Option C: Return a distinct status instead of ERROR (minimum observability fix)

Instead of emitting a generic ConversationErrorEvent with ERROR status, return a dedicated status like MAX_ITERATIONS_REACHED or BUDGET_EXHAUSTED. This would:

  • Let eval harnesses distinguish "ran out of steps" from real crashes
  • Enable data-driven tuning of max_iterations
  • Allow retry logic to treat budget exhaustion differently (e.g., retry with higher limit vs. retry with same config)

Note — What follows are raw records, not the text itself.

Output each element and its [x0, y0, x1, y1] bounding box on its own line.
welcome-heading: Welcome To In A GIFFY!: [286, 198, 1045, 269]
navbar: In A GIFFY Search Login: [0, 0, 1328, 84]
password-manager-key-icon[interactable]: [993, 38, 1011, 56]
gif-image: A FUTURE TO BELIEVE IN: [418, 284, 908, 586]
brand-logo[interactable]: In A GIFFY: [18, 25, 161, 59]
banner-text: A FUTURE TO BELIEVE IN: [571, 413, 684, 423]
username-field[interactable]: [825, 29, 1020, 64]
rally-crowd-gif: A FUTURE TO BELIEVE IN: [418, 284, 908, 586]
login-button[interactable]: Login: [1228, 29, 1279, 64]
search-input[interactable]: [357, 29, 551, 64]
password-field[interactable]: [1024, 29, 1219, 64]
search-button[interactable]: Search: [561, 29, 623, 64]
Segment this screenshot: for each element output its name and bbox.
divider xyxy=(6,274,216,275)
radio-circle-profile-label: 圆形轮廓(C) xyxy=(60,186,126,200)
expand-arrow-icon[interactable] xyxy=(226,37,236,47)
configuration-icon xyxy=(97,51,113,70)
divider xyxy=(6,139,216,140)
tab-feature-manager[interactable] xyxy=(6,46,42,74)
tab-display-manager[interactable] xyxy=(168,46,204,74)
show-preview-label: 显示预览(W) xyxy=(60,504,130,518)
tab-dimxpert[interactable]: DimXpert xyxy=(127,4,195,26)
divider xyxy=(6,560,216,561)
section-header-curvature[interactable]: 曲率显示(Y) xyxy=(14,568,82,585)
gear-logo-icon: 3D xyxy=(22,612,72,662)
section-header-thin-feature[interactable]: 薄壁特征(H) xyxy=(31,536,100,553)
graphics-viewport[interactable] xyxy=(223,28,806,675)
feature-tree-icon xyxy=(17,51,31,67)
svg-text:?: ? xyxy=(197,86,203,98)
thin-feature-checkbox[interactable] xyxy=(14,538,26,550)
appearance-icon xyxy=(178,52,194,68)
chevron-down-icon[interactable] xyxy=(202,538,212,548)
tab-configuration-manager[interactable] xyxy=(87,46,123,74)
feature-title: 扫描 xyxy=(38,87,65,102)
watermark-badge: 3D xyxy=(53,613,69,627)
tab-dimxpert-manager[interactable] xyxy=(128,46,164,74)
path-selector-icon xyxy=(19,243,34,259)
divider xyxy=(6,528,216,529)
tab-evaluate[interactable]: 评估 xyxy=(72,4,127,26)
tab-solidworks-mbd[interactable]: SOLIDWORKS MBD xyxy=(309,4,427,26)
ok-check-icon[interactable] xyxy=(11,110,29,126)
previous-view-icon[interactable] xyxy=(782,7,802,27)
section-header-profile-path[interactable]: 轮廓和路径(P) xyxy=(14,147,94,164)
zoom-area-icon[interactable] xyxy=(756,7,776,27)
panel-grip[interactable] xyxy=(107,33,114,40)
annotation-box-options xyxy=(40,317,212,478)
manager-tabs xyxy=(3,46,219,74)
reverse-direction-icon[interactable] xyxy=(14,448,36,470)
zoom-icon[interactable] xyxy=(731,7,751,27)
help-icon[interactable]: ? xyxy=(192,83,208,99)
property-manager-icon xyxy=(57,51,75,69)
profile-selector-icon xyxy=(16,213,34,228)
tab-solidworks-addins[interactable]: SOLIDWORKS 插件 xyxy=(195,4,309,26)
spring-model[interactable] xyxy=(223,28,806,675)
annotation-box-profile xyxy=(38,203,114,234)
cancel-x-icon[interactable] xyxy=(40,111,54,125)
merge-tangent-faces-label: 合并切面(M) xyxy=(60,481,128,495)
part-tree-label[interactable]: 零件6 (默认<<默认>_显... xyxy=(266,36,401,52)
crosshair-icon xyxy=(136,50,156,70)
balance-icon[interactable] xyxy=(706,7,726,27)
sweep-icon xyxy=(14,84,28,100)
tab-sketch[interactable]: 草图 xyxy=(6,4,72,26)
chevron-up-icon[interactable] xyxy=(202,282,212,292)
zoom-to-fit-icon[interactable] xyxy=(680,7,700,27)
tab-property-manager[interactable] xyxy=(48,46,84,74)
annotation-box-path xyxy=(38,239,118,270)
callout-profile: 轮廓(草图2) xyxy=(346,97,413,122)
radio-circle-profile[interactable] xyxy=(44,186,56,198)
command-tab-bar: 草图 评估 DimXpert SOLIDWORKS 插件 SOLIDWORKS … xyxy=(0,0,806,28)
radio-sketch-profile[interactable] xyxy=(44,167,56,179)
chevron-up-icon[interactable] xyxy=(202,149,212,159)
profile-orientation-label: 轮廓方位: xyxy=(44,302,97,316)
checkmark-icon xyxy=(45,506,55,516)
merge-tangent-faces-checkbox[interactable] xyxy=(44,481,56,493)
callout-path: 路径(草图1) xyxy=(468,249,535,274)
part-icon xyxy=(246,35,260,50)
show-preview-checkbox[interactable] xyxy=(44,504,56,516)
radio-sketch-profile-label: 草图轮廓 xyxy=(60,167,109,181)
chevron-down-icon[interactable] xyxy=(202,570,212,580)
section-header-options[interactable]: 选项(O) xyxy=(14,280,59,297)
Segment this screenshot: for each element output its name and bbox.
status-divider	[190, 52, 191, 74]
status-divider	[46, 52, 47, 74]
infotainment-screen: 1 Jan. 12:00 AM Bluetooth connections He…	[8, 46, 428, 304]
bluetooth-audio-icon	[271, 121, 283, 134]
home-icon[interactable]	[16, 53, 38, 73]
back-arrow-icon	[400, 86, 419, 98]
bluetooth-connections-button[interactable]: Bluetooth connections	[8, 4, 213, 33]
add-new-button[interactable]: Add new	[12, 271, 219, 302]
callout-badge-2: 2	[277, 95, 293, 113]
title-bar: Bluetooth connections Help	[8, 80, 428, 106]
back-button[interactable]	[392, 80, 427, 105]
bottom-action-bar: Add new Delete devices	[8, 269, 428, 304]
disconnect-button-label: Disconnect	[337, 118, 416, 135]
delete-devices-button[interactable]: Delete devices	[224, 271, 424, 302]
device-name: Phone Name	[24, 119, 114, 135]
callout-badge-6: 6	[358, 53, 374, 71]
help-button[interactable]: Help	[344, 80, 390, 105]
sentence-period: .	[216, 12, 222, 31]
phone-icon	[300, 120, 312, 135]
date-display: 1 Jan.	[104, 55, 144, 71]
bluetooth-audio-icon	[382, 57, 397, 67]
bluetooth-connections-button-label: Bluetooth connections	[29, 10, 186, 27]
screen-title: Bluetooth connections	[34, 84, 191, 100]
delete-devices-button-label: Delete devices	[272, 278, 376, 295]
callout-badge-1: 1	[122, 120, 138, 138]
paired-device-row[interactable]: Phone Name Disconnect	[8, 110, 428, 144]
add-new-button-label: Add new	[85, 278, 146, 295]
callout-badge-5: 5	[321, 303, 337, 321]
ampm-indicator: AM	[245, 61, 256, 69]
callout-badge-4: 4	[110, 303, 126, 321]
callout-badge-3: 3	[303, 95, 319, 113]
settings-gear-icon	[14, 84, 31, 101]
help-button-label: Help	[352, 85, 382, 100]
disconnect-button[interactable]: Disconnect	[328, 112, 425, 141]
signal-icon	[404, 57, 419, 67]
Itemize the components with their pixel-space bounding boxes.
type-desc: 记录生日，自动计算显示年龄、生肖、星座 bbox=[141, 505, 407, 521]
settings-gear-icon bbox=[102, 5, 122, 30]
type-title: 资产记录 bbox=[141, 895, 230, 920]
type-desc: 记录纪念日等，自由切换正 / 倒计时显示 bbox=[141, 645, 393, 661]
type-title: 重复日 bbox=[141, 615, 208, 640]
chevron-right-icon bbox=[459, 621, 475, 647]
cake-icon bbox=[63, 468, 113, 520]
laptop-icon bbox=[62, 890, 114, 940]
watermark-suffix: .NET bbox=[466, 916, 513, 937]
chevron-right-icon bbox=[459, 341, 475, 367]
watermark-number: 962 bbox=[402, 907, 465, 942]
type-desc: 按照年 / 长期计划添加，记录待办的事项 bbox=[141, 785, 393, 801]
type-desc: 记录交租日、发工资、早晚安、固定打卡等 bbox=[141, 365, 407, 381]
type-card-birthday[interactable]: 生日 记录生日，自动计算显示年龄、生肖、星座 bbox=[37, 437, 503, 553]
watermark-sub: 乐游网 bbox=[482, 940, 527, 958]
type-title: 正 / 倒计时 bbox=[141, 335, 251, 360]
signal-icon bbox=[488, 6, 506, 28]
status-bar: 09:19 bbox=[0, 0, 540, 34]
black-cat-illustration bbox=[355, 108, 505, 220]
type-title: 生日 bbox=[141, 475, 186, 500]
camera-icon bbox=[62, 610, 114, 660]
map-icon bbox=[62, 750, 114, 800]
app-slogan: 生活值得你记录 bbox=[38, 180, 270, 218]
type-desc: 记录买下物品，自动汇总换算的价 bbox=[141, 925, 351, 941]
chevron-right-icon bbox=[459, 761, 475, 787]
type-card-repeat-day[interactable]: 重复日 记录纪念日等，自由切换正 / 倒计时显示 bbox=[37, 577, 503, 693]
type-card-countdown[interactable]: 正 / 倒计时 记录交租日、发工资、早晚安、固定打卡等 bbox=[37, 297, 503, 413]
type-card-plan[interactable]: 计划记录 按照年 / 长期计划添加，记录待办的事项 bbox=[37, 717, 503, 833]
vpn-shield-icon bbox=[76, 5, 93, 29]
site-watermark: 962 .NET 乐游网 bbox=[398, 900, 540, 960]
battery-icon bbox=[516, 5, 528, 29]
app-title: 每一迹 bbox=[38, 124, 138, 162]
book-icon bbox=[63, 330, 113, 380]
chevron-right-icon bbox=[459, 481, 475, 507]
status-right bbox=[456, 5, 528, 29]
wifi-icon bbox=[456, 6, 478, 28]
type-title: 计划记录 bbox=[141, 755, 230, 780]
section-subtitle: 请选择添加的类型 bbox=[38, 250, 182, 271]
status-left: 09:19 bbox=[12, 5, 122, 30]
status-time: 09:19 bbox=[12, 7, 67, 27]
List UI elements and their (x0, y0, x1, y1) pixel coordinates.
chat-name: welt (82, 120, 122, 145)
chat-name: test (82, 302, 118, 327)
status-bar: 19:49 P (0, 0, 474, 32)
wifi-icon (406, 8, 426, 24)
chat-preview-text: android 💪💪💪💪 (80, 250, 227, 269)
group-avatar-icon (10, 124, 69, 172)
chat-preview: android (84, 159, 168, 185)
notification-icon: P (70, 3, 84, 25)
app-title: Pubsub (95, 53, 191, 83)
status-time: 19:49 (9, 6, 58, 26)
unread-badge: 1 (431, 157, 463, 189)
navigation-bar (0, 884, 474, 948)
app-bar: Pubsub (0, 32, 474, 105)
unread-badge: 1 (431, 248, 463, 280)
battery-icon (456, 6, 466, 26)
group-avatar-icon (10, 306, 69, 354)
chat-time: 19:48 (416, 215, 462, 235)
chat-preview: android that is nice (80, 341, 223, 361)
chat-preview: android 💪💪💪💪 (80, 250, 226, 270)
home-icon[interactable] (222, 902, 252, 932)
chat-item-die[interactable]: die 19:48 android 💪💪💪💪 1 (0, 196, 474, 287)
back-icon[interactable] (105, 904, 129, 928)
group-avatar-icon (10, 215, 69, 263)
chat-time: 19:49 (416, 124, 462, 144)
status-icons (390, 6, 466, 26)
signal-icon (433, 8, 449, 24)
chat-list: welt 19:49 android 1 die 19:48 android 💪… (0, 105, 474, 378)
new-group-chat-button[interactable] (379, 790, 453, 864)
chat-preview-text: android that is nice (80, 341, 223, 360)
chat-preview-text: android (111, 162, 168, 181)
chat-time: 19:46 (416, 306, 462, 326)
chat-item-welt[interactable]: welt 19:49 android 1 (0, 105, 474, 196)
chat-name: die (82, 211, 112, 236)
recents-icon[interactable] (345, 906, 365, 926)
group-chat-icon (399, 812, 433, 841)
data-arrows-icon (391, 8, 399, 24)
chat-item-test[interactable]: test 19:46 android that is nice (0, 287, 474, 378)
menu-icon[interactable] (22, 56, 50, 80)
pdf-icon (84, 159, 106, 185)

In local_conversation.py, this could be as simple as:

# Instead of:
raise ConversationError("MaxIterationsReached")

# Use a distinct status:
self.state.status = ConversationStatus.ITERATION_LIMIT
return ConversationIterationLimitEvent(
    iteration=iteration,
    max_iterations=self.max_iteration_per_run,
    last_agent_action=last_action,  # preserve what the agent was doing
)

Option D: All of the above (ideal)

  • Light budget awareness in the system prompt (without exact numbers): "You have a limited number of steps. Work efficiently and be prepared to provide a best-effort answer if prompted."
  • Hard warning injection at 90-95% budget with exact remaining steps
  • Final-chance message at the last step
  • Distinct ITERATION_LIMIT status for observability

Additional Consideration: Subagent Iteration Limits

The max_iteration_per_run field for subagents is currently null (unlimited). This means a subagent could theoretically consume the entire remaining budget of the parent conversation. Consider:

  • Setting a default max_iteration_per_run for subagents (e.g., 20-50 steps)
  • Or deducting subagent steps from the parent's budget

Impact

Helpful for:

  • Harder benchmarks (SWE-bench, complex GAIA Level 3 tasks)
  • Lower max_iterations settings used for cost control
  • Tasks that involve extensive web research or multi-step reasoning
  • Heavy subagent usage patterns

The fix is low-effort (a few lines in the system prompt + a budget check before each LLM call) but high-impact — it turns a silent failure into a recoverable situation.